The Pros and Cons of Dropshipping
Dropshipping completely avoids any issues a retailer may have with storage as they will not be required to handle the products they sell. In not having to store inventory, merchants can maximise their profits as they will not need to pay for a location to store products (warehouses, lockups etc.). Any products sold will be shipped directly from a wholesaler to the customer, yet the retailer will still make profits from this.
You will not lose out by paying for products that do not sell. Many companies fail to succeed through buying way too much inventory that simply doesn’t sell. Dropshipping avoids this issue as only products that have already been paid for will be ordered, therefore these products can be purchased using customer payments and the retailed will never be out of pocket.
Dropshipping is easy to get started with and fairly low-cost.
You will not need to worry about paying to store products, packaging and posting any sold items, handling returns, ordering products to store and managing stock level (what is in/out of stock and so on)
An online dropshipping business can be run from virtually anywhere in the world with internet connection giving you complete freedom to travel rather than being tied down by a job to a specific location.
Dropshipping gives you the ability to sell a wide range of products – anything a wholesaler has in stock (which is usually a very diverse list)
As your dropshipping business grows, your running costs will stay fairly stable. If your business doubles in size, your financial output will not need to double and will likely stay the same.

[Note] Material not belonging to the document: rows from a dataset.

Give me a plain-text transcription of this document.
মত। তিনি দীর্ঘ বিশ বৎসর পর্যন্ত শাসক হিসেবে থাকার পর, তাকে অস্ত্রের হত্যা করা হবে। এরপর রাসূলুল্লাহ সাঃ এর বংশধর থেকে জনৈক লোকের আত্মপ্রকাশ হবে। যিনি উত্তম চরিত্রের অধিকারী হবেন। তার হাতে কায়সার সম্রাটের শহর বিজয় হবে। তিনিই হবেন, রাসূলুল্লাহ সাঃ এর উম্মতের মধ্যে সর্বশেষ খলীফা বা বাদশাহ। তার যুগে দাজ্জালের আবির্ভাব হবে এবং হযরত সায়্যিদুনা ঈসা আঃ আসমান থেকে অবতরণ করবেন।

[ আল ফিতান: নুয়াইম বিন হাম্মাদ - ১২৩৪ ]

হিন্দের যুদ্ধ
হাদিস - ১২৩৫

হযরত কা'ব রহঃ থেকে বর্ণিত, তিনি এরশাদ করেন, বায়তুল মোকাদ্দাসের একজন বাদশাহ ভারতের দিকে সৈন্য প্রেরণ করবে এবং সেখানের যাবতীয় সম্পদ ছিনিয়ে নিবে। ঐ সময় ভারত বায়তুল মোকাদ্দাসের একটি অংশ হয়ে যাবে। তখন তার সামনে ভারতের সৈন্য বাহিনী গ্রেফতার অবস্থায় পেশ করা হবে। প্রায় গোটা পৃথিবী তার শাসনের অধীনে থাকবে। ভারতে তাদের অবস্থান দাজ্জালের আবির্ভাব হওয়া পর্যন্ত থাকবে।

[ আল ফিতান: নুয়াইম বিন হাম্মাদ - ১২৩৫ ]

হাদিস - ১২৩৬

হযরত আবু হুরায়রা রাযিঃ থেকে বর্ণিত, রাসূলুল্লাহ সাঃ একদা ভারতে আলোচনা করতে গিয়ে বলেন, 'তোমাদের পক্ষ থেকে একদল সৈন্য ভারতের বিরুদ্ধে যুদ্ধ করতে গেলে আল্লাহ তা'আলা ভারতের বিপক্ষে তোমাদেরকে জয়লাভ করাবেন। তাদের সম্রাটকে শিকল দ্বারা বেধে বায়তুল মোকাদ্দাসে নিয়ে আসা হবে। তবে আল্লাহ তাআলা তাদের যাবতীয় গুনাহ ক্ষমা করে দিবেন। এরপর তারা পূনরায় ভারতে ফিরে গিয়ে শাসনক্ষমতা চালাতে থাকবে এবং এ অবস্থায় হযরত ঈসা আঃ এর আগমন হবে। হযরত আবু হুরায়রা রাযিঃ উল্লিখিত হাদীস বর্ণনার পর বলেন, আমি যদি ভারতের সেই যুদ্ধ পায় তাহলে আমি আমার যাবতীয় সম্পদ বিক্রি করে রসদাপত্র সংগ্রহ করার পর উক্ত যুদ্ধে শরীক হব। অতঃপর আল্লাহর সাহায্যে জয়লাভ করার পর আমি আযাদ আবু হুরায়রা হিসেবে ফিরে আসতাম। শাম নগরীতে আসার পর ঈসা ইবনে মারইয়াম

Although not having to store products is, for the most part, an advantage, it could also be a problem as it may be difficult to keep track of which products are in stock when they are being stored externally. This may cause issues with customers placing orders on items that are not actually in stock and could affect your sales if not kept track of.
You may sometimes be required to pay for shipping costs multiple times as products are not being bought in bulk to ship but are purchased as they’re ordered. Say four customers make purchases on the same item but on different days. You will then need to make four separate orders of the same item rather than paying for all four at once. If not done properly, this could have a negative impact on your profits.